Folgen Sie doch bitte besser 600 Wissenschaftlerinnen und Wissenschaftlern, die drei Hebel vorschlagen, nämlich dass wir die kurzfristigen Schocks bewältigen, dass wir uns auf die menschliche Gesundheit konzentrieren und dass wir langfristig nachhaltige Entwicklung gewährleisten.

(Beifall beim BÜNDNIS 90/DIE GRÜNEN sowie bei Abgeordneten der SPD)

Hebel eins. Zwei Drittel der Ackerfläche in Deutschland nutzen wir für Futtermittel. Wenn wir das reduzieren, haben wir 5 Millionen Tonnen Getreide. Dazu sagen Sie kein Wort, meine Damen und Herren.

Hebel zwei: mehr Hülsenfrüchte, weitere Ökologisierung. Das würde heißen, die Farm-to-Folk-Strategie der EU, die zum Ziel hat, den Stickstoffüberschuss zu halbieren und den Ökolandbau auszuweiten, zu unterstützen, wie Cem Özdemir es tut. Kein Wort von Ihnen dazu. Das wollen Sie lieber nach hinten schieben. Ehrlich gesagt, glaubt Ihnen kein Mensch, dass Sie es nur ein Jahr nach hinten schieben wollen.

(Beifall beim BÜNDNIS 90/DIE GRÜNEN und bei der SPD)

Und dann Hebel drei: die Lebensmittelverschwendung. Auch dazu kein Wort von Ihnen, meine Damen und Herren. Ich sage Ihnen eins: Die Grundlage der Landwirtschaft – unserer Ernährung – sind gesunde Böden, ausreichend Wasser, stabiles Klima, eine reichhaltige Artenvielfalt. Deutschland hat allein in den letzten 20 Jahren so viel Wasser verloren, wie der Bodensee Wasser hat. Dazu sagen Sie auch nichts. Sie wollen nur Reformen, die die Landwirtschaft unterstützen, nach hinten schieben. Sie wollen allenfalls kleine kosmetische Operationen, die am Ende aber nicht helfen.
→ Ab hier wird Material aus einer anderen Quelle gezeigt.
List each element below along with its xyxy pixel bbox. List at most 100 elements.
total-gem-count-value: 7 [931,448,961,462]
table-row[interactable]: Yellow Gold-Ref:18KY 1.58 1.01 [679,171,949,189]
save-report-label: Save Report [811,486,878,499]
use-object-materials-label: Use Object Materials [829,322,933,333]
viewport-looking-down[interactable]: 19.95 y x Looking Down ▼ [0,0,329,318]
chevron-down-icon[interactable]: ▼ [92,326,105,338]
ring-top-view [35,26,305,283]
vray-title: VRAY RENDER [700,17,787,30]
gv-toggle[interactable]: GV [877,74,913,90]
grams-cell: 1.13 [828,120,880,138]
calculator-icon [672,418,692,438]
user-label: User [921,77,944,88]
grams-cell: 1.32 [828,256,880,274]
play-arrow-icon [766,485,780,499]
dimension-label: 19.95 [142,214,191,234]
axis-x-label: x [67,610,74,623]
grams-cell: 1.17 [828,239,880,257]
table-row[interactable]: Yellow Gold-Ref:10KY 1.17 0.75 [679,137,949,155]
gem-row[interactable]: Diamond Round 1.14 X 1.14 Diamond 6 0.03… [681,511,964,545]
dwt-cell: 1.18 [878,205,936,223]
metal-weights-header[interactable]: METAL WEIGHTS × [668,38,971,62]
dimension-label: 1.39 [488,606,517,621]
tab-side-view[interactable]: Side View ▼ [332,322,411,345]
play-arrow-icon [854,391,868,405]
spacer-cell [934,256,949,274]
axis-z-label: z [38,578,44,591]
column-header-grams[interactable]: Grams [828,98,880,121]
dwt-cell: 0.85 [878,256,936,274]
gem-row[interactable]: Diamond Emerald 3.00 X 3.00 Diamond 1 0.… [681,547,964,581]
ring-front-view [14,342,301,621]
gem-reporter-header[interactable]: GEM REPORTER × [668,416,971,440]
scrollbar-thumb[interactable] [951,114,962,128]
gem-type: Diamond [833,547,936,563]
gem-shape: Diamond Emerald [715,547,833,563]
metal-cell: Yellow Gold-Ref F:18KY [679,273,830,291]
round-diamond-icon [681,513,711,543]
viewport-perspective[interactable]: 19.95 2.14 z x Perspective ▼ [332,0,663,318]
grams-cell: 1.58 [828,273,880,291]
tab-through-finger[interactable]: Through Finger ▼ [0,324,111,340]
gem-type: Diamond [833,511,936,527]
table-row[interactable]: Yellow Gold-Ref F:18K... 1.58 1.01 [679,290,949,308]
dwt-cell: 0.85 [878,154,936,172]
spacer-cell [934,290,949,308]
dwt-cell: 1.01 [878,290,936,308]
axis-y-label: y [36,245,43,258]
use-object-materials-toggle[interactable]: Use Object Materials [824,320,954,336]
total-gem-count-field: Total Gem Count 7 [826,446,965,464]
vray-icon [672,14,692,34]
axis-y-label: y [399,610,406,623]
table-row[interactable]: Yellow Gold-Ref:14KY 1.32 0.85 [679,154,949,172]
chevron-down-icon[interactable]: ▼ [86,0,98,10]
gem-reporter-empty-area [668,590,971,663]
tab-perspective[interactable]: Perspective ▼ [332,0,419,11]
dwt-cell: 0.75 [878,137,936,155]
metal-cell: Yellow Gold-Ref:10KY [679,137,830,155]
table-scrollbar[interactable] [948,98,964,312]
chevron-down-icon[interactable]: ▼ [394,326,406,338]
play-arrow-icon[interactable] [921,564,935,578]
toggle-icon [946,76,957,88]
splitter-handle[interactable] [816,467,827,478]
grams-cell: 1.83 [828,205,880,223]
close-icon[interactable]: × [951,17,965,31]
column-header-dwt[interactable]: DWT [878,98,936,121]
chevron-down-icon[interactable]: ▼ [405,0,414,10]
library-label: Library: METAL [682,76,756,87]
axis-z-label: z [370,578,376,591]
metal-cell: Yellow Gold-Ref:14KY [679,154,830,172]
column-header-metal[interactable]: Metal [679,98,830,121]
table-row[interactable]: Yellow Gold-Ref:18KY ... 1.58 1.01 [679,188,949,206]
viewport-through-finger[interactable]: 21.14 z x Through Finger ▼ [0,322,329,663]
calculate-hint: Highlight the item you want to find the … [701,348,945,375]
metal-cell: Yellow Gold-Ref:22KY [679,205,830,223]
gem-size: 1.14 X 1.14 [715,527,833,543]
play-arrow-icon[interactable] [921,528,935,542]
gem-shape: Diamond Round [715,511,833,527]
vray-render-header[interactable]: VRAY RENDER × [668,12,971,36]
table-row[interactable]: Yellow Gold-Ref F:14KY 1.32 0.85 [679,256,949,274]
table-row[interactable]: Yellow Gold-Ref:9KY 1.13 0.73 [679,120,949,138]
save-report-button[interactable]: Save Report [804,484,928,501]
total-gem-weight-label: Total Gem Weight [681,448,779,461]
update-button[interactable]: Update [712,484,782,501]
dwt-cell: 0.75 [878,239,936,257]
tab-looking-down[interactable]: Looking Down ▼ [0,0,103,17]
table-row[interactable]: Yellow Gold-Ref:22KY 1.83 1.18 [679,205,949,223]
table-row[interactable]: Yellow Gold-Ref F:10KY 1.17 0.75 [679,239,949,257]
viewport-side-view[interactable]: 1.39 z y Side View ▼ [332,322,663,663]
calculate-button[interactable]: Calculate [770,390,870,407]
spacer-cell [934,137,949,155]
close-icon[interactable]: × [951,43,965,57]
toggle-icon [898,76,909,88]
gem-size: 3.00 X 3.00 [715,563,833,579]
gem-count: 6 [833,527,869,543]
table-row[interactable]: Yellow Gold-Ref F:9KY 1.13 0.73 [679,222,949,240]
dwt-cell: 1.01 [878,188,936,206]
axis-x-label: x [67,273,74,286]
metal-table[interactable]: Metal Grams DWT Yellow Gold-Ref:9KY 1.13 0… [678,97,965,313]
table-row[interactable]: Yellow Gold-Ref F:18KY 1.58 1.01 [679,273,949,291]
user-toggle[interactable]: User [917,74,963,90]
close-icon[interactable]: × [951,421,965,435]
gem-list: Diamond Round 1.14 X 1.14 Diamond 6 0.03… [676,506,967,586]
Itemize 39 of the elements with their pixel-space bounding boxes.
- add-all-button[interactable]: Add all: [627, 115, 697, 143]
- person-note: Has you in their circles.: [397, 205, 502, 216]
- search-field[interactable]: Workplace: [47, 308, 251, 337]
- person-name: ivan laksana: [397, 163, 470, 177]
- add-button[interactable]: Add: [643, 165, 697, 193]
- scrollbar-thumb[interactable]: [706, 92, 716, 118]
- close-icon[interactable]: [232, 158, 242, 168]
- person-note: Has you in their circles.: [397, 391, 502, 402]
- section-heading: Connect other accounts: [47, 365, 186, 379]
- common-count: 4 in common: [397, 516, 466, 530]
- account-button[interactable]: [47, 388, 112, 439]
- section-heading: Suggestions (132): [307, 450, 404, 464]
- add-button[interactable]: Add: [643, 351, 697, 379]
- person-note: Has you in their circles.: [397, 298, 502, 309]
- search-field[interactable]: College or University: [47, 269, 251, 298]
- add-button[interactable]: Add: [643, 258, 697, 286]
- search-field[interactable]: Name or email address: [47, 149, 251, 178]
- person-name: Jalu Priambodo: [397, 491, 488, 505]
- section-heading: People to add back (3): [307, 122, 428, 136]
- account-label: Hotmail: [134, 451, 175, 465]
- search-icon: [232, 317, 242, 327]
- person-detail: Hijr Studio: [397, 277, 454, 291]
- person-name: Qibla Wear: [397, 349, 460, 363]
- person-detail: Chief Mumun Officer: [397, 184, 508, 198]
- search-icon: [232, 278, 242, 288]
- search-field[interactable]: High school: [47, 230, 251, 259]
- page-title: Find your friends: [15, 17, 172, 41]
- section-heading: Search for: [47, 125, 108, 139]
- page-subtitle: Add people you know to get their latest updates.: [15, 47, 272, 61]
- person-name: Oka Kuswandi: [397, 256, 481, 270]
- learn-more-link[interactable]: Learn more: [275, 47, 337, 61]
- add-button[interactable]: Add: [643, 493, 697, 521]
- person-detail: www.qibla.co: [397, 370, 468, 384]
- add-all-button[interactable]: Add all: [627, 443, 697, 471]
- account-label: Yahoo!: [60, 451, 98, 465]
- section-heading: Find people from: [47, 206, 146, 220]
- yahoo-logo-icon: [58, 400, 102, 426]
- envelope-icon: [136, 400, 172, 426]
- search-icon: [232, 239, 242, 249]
Mein letzter Satz, meine Damen und Herren: Es gibt auf dieser Welt potenziell genug Nahrungsmittel. Sie sind aber falsch verteilt; sie werden falsch genutzt.

(Stephan Brandner [AfD]: Punkt!)

Wir wollen die Reform weiterführen, um in diesem Jahr und in Zukunft Menschen zu ernähren.

(Stephan Brandner [AfD]: Ein Satz!)

Deshalb bin ich froh, dass Cem Özdemir Haltung zeigt und an der Stelle zwar bei der Fütterung hilft, aber nicht kaputtmacht, was uns erhält.

Danke.

(Beifall beim BÜNDNIS 90/DIE GRÜNEN und bei der SPD)

Präsidentin Bärbel Bas:

Nächste Rednerin: für die Fraktion Die Linke Ina Latendorf.